I’d like to think I’m an easy-going kind of guy, but I probably have my own shell of reserve within which I feel comfortable. But two components of accessibility have intrigued me over the past few days, and in exploring this matter I’ve discovered that readers’ access to content and to meaning may not be as easy as I’d have liked.
I like poetry that I can understand, for example. I don’t mind working through words and phrases to find a meaning, but I think that artifice and grand-standing get in the way rather. For me, poetry should create a shared feeling between poet and reader. So my poetic efforts have tended to err on the accessibility side, making things so plain and clear that perhaps the poesy has been lost. I’ve been looking at the poems chosen from hundreds of submissions for the December 2021 issue of VisualVerse.org for example. So many efforts that just seem impenetrable to my ageing mind!
Or maybe that’s just sour grapes, since my own submission, a paean to our neighbour’s old horse Plough, was so plain, so obvious.
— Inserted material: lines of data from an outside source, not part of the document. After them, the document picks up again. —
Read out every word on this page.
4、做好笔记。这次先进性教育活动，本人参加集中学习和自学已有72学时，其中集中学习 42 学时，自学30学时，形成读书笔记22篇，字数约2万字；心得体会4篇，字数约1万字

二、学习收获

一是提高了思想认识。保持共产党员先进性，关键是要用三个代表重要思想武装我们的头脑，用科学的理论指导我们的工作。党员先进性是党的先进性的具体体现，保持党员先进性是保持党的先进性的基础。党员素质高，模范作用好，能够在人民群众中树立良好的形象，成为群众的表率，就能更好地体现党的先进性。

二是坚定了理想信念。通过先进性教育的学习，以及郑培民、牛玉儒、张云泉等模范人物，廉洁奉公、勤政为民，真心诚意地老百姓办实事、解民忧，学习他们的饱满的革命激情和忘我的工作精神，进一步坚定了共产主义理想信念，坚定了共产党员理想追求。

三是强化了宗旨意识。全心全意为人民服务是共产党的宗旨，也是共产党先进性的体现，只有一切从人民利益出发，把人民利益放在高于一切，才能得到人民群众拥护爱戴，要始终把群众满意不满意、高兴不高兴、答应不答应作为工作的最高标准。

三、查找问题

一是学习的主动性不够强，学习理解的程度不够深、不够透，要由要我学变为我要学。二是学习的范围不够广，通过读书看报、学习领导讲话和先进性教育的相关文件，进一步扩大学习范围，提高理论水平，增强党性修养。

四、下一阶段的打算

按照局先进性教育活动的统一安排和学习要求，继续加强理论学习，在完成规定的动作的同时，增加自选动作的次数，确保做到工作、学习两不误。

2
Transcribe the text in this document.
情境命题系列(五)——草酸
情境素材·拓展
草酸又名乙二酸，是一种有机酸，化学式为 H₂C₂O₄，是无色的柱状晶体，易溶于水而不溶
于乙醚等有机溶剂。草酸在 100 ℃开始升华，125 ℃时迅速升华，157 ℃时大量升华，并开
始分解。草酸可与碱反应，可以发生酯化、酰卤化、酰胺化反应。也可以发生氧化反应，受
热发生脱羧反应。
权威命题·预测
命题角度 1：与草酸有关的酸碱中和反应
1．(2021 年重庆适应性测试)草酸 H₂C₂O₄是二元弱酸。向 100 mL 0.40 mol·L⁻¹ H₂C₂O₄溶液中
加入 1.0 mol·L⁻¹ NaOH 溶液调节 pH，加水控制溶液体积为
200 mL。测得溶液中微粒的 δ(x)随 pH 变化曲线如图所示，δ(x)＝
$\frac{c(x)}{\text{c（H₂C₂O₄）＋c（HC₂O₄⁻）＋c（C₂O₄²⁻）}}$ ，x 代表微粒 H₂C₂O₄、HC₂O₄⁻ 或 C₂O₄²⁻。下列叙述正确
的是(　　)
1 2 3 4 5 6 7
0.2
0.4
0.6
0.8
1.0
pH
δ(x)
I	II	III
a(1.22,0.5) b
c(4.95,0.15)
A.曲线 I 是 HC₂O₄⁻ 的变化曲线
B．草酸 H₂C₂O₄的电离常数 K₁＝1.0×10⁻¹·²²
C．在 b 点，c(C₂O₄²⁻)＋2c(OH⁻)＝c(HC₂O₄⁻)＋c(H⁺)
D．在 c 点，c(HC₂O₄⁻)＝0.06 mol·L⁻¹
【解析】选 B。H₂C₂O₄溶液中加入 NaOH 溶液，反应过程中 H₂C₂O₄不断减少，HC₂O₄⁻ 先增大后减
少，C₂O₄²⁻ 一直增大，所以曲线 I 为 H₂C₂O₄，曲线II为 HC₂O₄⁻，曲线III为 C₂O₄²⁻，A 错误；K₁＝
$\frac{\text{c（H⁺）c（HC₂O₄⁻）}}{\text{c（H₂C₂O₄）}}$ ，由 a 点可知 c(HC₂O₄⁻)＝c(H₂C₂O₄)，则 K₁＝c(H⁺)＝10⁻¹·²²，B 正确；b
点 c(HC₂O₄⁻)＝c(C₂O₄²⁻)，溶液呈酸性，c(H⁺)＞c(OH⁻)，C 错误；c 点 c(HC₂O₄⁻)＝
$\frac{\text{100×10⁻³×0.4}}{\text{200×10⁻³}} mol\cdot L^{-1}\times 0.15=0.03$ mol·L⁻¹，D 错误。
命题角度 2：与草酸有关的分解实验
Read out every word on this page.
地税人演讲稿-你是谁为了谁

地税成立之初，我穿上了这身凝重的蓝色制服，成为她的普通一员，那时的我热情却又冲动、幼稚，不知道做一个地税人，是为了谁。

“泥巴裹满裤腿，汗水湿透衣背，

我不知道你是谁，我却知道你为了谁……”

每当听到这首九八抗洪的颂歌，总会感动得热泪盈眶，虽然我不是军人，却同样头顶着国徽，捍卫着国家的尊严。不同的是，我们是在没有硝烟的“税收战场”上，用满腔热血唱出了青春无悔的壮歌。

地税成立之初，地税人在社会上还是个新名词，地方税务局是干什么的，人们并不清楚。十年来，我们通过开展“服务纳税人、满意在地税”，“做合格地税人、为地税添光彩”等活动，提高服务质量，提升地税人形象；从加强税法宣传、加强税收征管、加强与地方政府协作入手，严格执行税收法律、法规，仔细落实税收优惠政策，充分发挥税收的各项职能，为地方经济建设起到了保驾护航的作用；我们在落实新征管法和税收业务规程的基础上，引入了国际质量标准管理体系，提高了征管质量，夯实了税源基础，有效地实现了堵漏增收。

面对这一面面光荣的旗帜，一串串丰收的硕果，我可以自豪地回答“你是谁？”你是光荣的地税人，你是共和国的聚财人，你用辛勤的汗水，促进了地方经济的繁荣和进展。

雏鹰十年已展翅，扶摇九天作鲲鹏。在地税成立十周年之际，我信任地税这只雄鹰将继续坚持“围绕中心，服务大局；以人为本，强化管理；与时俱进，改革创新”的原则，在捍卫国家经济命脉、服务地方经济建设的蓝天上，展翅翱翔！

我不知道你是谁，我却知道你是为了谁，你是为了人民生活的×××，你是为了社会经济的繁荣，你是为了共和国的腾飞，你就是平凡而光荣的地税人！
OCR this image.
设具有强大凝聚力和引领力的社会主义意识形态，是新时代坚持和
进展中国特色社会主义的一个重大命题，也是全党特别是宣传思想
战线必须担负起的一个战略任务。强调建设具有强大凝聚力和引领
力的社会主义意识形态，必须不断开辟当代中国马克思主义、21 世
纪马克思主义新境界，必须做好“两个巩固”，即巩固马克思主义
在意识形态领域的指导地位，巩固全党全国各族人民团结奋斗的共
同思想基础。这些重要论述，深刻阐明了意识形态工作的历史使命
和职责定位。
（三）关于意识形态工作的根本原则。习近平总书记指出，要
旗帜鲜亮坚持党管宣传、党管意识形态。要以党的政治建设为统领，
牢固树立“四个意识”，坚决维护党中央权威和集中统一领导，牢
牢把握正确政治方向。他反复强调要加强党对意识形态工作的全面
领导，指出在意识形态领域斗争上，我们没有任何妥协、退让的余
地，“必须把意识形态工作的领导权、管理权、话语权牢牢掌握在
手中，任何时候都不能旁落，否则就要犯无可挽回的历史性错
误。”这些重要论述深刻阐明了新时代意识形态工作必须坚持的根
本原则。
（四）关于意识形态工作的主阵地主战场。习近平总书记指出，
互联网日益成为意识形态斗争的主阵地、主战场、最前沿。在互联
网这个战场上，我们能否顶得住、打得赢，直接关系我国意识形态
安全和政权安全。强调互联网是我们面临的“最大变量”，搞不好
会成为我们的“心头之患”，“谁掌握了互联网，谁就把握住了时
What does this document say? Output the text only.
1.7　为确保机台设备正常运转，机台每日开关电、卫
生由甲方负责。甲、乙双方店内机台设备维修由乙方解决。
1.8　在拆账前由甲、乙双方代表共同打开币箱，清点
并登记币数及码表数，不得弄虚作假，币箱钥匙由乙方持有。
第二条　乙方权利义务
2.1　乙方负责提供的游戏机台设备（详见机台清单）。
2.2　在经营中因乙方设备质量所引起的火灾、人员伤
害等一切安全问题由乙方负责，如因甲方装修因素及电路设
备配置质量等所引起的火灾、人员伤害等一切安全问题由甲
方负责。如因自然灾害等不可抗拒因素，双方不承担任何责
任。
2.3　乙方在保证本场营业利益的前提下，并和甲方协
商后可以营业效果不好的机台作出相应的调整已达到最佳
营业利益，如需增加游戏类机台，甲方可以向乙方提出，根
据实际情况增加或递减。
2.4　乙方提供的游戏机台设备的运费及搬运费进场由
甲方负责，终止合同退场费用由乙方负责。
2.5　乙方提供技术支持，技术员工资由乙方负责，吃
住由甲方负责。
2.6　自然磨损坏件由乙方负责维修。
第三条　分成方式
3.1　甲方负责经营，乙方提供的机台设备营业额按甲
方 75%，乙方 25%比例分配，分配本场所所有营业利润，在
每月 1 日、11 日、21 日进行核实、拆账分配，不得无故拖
I love Plough, and that’s what I wrote. No artifice. But my little hour-long labour of love was not published. Never mind, I thought, it made our beloved neighbour cry, and I was able to explain that the piece has a fulcrum point, where the poem really becomes a personal recognition that I too am getting old. That I too may not have much time left.
So, considering that every month a new visual stimulus appears on the ‘Curved House’ platform that serves VisualVerse.org, I sucked it up and tried again for January ’22. Think trickily, I admonished my poetic self, and for what it’s worth, my little effort made it to the first tranche of pieces selected this month. It is a kind of personal milestone, given that I’ve never had a poem chosen by any editors for anything, before. Except for a much-appreciated indulgence by a friend of mine in a local publication. Both pieces have found their way into this blog’s Writing Archive, naturally enough.
In a slightly different take on accessibility, I publicised this blog locally, the other day, eliciting some 50 new views. I was intrigued to see what browsers might click on, but I soon realised that the layout of the home page/landing page seemed to conspire against further interaction,. I thought, I’m not making this accessible enough, so this morning I added a succinct menu line at the top, which had somehow been missed as I worked with the theme. Time will tell whether this extra layer of accessibility will elicit more clicks.
It seems that for some purposes, full-on accessibility is a crucial component of communication, while for others a little bit of effort is a prerequisite. Odd that.